Master Q, on 14 August 2013 - 05:24 AM, said:
Hey, last time I had a teamkill happen I apologized. Still think it was his own fault for dashing in front of the assault mech who had AC/s blazing though. The split-second between click and fire on the AC/20 is just long enough for a catapult to step the wrong way into the line of fire.
Agreed. There are times, especially in a packed Forest Colony battle, when I have to cross in front of a friendly to get where I need to be. I always wince, try to time my passing, hope I'm not messing up their perfect shot, and understand that if they hit me it's my fault, not theirs.

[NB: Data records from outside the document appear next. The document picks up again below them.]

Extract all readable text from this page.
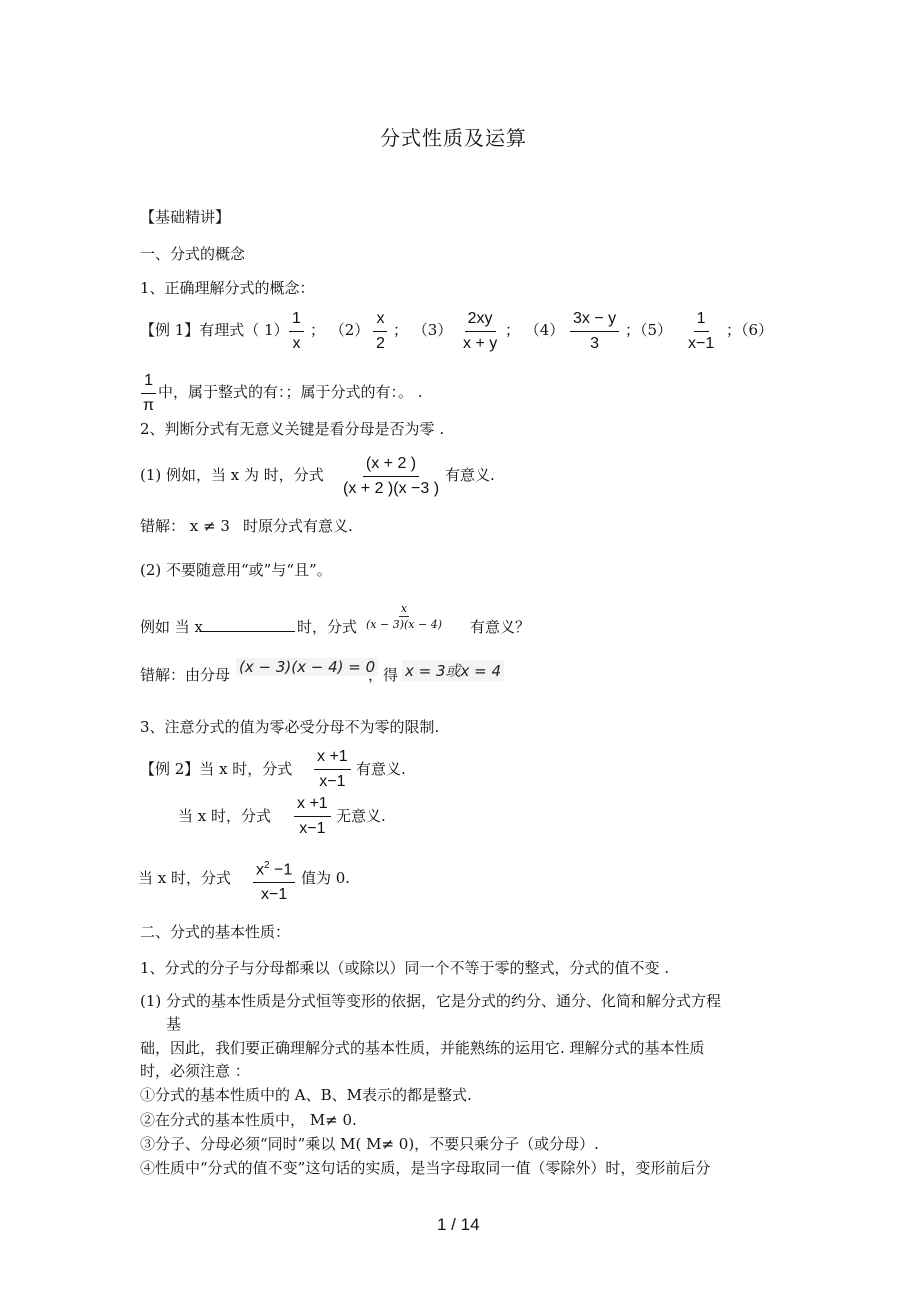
分式性质及运算
【基础精讲】
一、分式的概念
1、正确理解分式的概念：
【例 1】有理式（ $1) \frac{1}{x}$ ； $(2) \frac{x}{2}$ ； $(3) \frac{2xy}{x + y}$ ； $(4) \frac{3x - y}{3}$ ；$(5) \frac{1}{x-1}$ ；（6）
$\frac{1}{\pi}$ 中，属于整式的有：；属于分式的有：。 .
2、判断分式有无意义关键是看分母是否为零 .
(1) 例如，当 x 为 时，分式 $\frac{(x + 2 )}{(x + 2 )(x -3 )}$ 有意义.
错解： x ≠ 3 时原分式有意义.
(2) 不要随意用“或”与“且”。
例如 当 x	时，分式 $\frac{x}{(x - 3)(x - 4)}$ 有意义？
错解：由分母 (x − 3)(x − 4) = 0
，得 x = 3或x = 4
3、注意分式的值为零必受分母不为零的限制.
【例 2】当 x 时，分式 $\frac{x +1}{x-1}$ 有意义.
当 x 时，分式 $\frac{x +1}{x-1}$ 无意义.
当 x 时，分式 $\frac{x^2 -1}{x-1}$ 值为 0.
二、分式的基本性质：
1、分式的分子与分母都乘以（或除以）同一个不等于零的整式，分式的值不变 .
(1) 分式的基本性质是分式恒等变形的依据，它是分式的约分、通分、化简和解分式方程
基
础，因此，我们要正确理解分式的基本性质，并能熟练的运用它. 理解分式的基本性质
时，必须注意 ：
①分式的基本性质中的 A、B、M表示的都是整式.
②在分式的基本性质中， M≠ 0.
③分子、分母必须“同时”乘以 M( M≠ 0)，不要只乘分子（或分母）.
④性质中“分式的值不变”这句话的实质，是当字母取同一值（零除外）时，变形前后分
1 / 14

I had two matches tonight that wasted precious time and friendlies because someone fired into someone's back and that someone had to kill them for it. Not before the deceased tore the hell out of the aggrieved. We lost both matches (no surprise there). I know it's frustrating when it happens, but I wish people would be the bigger mechwarrior and not lame everyone else's game when they get shot in the back.
That said, I don't know where I stand in the elo mystery ranking system, but after a night of bad games I always know when I've slid down a bracket by how many joyfires I see at the start of the game. I watch my teammates dump not only energy but precious ammo into the ground, canyon walls, and sky and think, "Oh, yeah. This is gonna suck." I'm rarely wrong.
I think half the reason it's hard to put together a plan at the beginning of a PUG match is because everyone is too busy trying to get out of the way of whatever mech is behind them before it cores-out their backside.
There's a training ground to set up your weapons, and no one cares enough about your loadout to watch what kind of beams you shoot the dirt with and figure it out (unless you're in a light showing the LRM-equipped players your TAG). Joyfire is a rookie clown-move that will, sooner or later (no matter how careful you say you are) end up hitting a teammate. Save it for the enemy.